Robert Schumann : Symphonie no 4, Concerto pour piano, Orchestrations des Études Symphoniques et de Carnaval
Orchestre du Gewandhaus de Leipzig, Riccardo Chailly, Martha Argerich, piano
Un magnifique DVD, notamment grâce au magicien Chailly qui transcende l’orchestre de Schumann. Riccardo Chailly dirige ces concerts en 2006 avec l’Orchestre du Gewandhaus de Leipzig, un des tout premiers orchestres au monde, dans la ville de Schumann, où beaucoup de ses œuvres ont été composées.
On a l’habitude de sous-évaluer, voire de dénigrer l’œuvre symphonique de Schumann. Il faut reconnaître que le romantique Schumann (comme Schubert avant lui) s’est surtout magnifiquement illustré dans les œuvres pour le piano, les lieder et la musique de chambre. Composer des symphonies après Beethoven était impressionnant, il est vrai. On a également reproché à ces symphonies une orchestration maladroite. Mahler s’est même senti obligé de les réorchestrer (très réussi).
Une première partie de haute tenue
En première partie, après une symphonie n° 4 tendue et impressionnante, nous avons un programme de raretés, très intéressantes : deux morceaux tirés des Études symphoniques pour piano, transcrites par un jeune Tchaïkovski, et quatre du chef‑d’œuvre pianistique Carnaval, orchestrés par Maurice Ravel pour le danseur Nijinski. Notons que, alors qu’on joue plus souvent les Tableaux d’une exposition de Moussorgski dans sa version orchestrée par Ravel que dans son original pour piano, on ne joue jamais l’orchestration que Ravel a tentée du Carnaval de Schumann, probablement parce qu’il n’a pas orchestré tout le cycle.
Pour l’amour de Clara
En seconde partie, le Concerto en la mineur, à la fois un des concertos les plus importants du répertoire et une œuvre clé de l’œuvre de Schumann. Le compositeur le commença en 1840, l’année où son amour pour Clara Wieck put enfin se réaliser, l’année où il composa nombre d’œuvres clés, dont de nombreuses pièces pour piano et cycles de lieder. Ce concerto est en trois mouvements, comme ceux de Mozart et Beethoven. Mais le mouvement médian n’est pas un mouvement lent. C’est en fait un scherzo dont la partie centrale est un andantino.
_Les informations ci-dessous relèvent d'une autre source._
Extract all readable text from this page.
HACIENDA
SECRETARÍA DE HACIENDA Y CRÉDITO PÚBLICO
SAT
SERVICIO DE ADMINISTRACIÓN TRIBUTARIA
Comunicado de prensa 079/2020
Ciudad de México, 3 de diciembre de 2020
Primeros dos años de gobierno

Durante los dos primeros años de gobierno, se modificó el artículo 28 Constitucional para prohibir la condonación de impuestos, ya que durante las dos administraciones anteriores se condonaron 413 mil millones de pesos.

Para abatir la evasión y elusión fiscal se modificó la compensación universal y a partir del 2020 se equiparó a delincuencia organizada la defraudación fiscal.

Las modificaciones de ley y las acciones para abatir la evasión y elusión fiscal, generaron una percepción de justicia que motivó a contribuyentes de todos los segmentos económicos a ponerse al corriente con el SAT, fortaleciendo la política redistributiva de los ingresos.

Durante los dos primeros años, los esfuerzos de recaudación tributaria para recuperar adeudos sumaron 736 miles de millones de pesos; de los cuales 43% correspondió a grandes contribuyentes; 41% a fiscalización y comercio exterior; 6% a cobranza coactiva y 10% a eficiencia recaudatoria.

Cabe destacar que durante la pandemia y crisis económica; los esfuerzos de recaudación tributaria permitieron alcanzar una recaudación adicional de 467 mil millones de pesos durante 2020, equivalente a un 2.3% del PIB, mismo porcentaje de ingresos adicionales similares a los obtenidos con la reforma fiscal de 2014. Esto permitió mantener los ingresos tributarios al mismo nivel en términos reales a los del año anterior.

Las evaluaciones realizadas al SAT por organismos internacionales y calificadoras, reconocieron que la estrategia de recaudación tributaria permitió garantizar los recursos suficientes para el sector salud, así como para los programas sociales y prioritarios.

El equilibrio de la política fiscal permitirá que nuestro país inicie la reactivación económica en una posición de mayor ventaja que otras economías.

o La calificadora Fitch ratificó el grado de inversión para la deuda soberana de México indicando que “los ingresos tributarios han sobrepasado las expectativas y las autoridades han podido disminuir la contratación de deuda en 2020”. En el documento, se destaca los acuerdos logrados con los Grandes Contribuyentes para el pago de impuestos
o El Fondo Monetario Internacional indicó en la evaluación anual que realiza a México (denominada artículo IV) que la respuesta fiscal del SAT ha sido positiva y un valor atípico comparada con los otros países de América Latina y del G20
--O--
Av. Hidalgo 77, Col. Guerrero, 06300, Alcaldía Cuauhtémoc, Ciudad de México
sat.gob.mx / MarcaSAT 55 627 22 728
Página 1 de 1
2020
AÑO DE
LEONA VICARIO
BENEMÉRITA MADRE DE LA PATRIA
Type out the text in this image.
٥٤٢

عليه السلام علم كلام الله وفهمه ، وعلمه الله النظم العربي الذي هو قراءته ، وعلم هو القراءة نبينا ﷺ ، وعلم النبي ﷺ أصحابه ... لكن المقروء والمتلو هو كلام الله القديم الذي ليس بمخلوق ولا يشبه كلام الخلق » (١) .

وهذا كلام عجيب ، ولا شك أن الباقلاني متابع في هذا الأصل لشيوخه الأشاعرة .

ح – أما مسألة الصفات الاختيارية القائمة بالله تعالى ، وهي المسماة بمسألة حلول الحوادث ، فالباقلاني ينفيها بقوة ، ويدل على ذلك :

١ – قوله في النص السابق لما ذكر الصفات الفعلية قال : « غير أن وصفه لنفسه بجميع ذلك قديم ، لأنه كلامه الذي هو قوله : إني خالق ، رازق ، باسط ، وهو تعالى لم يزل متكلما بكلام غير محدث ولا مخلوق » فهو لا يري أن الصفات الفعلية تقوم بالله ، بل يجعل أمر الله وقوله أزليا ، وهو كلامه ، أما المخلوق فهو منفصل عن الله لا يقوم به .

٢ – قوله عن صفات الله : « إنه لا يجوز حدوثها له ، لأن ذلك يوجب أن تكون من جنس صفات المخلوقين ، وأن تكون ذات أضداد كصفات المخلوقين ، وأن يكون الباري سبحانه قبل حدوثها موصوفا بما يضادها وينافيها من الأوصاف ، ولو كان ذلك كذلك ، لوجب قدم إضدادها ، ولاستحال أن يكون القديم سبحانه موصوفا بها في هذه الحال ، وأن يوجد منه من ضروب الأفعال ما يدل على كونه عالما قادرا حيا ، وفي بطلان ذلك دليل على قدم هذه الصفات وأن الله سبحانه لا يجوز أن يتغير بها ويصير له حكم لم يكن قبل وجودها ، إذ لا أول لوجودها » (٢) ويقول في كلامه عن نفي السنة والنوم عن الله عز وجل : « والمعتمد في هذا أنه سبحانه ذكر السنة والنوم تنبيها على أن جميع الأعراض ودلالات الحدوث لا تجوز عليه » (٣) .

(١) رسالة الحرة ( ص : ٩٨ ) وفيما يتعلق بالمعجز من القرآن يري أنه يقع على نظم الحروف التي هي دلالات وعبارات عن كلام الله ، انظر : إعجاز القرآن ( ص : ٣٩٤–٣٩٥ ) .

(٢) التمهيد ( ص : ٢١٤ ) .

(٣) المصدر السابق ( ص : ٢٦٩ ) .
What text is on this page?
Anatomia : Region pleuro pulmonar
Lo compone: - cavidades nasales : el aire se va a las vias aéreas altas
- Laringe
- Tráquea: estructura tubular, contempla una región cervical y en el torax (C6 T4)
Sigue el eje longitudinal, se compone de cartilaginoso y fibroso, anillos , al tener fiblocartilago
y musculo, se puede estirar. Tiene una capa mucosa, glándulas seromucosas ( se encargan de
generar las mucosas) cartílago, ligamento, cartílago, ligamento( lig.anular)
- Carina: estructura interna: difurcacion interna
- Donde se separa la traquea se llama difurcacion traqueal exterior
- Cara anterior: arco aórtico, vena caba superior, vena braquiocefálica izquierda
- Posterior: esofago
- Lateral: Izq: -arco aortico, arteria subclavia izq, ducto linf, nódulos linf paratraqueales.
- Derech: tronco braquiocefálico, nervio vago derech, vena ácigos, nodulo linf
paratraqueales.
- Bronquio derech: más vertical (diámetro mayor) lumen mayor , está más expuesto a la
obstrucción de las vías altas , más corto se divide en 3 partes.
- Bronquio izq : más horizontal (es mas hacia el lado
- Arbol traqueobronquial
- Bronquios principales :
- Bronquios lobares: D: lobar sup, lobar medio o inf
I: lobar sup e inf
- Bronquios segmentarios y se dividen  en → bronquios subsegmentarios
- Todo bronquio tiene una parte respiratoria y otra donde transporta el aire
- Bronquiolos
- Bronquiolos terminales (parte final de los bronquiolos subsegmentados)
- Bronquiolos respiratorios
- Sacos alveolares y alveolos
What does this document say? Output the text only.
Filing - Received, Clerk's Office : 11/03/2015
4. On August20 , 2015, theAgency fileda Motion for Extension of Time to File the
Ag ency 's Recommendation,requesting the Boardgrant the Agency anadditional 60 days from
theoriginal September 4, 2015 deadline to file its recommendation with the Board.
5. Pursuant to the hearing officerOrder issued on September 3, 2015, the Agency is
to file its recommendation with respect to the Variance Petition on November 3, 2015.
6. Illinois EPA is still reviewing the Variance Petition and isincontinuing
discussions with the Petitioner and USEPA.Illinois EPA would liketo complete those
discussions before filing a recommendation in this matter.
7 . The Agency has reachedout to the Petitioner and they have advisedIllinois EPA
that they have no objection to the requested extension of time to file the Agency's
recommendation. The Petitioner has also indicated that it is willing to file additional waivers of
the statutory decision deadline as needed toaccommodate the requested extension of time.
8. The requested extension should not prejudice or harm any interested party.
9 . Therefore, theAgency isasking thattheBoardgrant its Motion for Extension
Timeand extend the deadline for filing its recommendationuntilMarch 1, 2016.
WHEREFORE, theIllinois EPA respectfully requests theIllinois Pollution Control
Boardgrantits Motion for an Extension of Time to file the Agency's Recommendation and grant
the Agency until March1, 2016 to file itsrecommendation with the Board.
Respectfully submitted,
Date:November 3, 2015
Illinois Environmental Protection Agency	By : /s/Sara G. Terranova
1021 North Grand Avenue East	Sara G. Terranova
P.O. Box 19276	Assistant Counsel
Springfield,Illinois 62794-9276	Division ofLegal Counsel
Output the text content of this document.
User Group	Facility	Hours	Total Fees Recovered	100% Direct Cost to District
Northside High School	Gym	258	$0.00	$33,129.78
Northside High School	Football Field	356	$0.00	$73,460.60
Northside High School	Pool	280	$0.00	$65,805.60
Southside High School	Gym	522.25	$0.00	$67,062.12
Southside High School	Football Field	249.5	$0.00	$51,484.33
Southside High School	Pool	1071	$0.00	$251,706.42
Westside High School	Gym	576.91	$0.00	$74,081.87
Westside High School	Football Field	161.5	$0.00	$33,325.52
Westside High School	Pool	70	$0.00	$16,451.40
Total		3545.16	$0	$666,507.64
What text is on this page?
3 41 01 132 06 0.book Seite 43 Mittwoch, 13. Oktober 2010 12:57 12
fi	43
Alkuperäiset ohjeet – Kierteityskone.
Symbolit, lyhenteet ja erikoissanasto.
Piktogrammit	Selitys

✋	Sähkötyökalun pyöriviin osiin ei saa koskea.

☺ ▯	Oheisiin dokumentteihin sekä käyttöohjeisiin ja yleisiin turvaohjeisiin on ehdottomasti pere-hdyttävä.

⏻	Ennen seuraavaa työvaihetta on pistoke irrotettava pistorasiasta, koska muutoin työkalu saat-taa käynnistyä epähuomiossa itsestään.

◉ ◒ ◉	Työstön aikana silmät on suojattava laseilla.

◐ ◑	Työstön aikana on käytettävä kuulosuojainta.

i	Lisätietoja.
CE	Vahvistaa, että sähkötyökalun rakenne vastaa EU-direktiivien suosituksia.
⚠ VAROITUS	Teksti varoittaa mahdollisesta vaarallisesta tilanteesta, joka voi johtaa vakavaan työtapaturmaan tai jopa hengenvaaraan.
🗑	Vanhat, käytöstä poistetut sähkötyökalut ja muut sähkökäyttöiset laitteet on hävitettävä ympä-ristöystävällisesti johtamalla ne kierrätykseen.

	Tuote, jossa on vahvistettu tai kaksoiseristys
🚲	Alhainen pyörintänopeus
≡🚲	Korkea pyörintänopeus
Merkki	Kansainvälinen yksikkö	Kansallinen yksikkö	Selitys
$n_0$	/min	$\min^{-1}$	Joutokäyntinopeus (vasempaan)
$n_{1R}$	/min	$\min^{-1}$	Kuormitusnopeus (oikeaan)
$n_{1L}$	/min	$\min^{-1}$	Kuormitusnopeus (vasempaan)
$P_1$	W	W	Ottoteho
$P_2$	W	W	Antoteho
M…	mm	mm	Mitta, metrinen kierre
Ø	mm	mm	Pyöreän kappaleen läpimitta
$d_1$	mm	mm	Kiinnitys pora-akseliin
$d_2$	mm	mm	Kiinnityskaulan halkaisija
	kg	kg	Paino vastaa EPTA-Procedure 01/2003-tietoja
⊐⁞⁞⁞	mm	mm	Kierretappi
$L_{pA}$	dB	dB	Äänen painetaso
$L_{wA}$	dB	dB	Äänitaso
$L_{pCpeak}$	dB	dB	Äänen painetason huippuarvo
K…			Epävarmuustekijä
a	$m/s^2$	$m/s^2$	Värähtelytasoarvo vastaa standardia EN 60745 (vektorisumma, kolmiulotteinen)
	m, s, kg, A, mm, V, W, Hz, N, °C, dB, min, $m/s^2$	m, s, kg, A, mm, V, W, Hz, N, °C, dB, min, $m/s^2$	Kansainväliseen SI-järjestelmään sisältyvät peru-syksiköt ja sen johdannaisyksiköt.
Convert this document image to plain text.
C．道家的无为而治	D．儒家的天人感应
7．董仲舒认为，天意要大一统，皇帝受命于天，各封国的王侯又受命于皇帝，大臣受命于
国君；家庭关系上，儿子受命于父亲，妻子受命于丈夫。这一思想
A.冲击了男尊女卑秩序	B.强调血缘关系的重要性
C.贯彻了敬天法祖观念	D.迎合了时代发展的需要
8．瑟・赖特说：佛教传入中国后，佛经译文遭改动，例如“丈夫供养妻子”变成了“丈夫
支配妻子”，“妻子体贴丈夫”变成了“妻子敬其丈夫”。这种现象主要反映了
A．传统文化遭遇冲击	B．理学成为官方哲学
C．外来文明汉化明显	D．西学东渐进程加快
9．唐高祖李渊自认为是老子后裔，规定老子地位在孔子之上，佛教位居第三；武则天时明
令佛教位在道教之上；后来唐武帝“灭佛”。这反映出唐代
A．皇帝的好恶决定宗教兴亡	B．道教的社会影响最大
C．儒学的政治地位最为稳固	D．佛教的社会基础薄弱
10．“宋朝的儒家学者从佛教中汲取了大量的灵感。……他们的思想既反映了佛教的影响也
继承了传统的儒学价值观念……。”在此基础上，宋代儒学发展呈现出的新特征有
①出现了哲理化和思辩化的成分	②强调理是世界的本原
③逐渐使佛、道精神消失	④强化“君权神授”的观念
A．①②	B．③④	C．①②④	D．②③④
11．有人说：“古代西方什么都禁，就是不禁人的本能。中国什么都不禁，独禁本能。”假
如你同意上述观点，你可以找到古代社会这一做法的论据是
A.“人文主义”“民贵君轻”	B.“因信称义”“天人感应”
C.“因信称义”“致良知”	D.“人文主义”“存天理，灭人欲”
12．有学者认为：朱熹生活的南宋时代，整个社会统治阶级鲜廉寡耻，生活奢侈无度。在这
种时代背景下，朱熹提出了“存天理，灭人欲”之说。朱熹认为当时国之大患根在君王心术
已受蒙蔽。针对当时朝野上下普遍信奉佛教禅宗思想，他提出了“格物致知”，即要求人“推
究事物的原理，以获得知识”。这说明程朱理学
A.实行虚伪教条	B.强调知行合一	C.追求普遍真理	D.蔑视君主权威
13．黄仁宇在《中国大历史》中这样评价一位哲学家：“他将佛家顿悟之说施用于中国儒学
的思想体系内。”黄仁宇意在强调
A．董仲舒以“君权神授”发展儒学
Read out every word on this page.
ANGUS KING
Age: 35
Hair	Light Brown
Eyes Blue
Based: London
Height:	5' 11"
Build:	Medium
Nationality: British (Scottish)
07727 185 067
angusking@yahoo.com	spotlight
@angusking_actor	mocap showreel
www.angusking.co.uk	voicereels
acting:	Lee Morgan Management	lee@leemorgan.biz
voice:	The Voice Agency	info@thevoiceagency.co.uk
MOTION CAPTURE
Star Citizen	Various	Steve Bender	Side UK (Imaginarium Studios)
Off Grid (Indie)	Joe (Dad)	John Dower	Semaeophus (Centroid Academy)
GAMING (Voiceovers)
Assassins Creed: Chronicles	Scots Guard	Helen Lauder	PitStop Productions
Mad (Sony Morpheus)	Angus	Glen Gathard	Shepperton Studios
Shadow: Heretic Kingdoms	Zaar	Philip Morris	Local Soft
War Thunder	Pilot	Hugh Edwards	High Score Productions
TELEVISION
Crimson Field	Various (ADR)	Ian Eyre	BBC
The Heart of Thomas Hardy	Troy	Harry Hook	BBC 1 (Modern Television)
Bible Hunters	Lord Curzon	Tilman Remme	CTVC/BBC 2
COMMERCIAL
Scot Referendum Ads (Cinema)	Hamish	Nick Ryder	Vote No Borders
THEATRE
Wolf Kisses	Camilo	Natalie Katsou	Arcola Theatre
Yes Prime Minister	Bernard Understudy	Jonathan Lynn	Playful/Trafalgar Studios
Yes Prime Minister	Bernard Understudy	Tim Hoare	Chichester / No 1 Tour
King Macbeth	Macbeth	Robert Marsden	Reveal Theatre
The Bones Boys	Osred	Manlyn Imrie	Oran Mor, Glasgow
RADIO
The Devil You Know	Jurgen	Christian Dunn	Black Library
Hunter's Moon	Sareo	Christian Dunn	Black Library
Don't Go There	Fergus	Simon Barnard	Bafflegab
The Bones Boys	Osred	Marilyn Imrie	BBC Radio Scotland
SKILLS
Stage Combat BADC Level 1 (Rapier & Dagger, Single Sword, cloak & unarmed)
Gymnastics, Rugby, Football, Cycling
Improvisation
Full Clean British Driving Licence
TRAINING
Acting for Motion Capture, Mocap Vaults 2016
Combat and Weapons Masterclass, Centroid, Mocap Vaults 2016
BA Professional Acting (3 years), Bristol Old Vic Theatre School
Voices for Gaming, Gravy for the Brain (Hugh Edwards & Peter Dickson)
Il comporte donc les quatre temps d’une symphonie, si bien qu’on peut considérer qu’il s’agit aussi des premiers pas de Schumann dans l’univers symphonique.
Comme bon nombre de ses meilleures œuvres, le concerto de Schumann est un hommage permanent à Clara et à son amour pour elle. Le thème initial est même la transcription en notation germanique de son nom. Clara, désormais Clara Schumann, créa le concerto en 1845 et l’interpréta tout au long de sa vie, plus de trente ans après la mort de son mari. Si Clara Schumann est, selon de nombreux témoins de l’époque, la plus grande femme pianiste du XIXe siècle, Martha Argerich est considérée par beaucoup comme la plus importante femme pianiste actuelle. Il n’est pas étonnant qu’elle adore le concerto de Clara, et qu’elle y excelle.
Martha Argerich au sommet
C’est une grande performance de la pianiste et la direction de Chailly est précise et raffinée, ce qui n’est pas toujours le cas pour des accompagnements de concerto. Il est aussi parfaitement enregistré (cela rend justice au son chaleureux de l’orchestre et au toucher d’Argerich) et filmé. L’image montre de façon pertinente et très réussie les instruments (superbes bois !) et le clavier. Elle ne cache rien non plus de ce qui rend la pianiste exceptionnelle, notamment son jeu continûment sur le fil du rasoir, jouant à l’extrême bout des touches pour augmenter la puissance, au point qu’on a peur pour elle qu’elle manque certaines notes, ce qui n’arrive naturellement jamais.
En bis, le morceau d’introduction des Scènes d’enfants vient clôturer un concert extraordinaire où se côtoient de façon incroyable trois des ouvrages pour piano principaux de Schumann, sa symphonie la plus célèbre et son concerto emblématique pour Clara.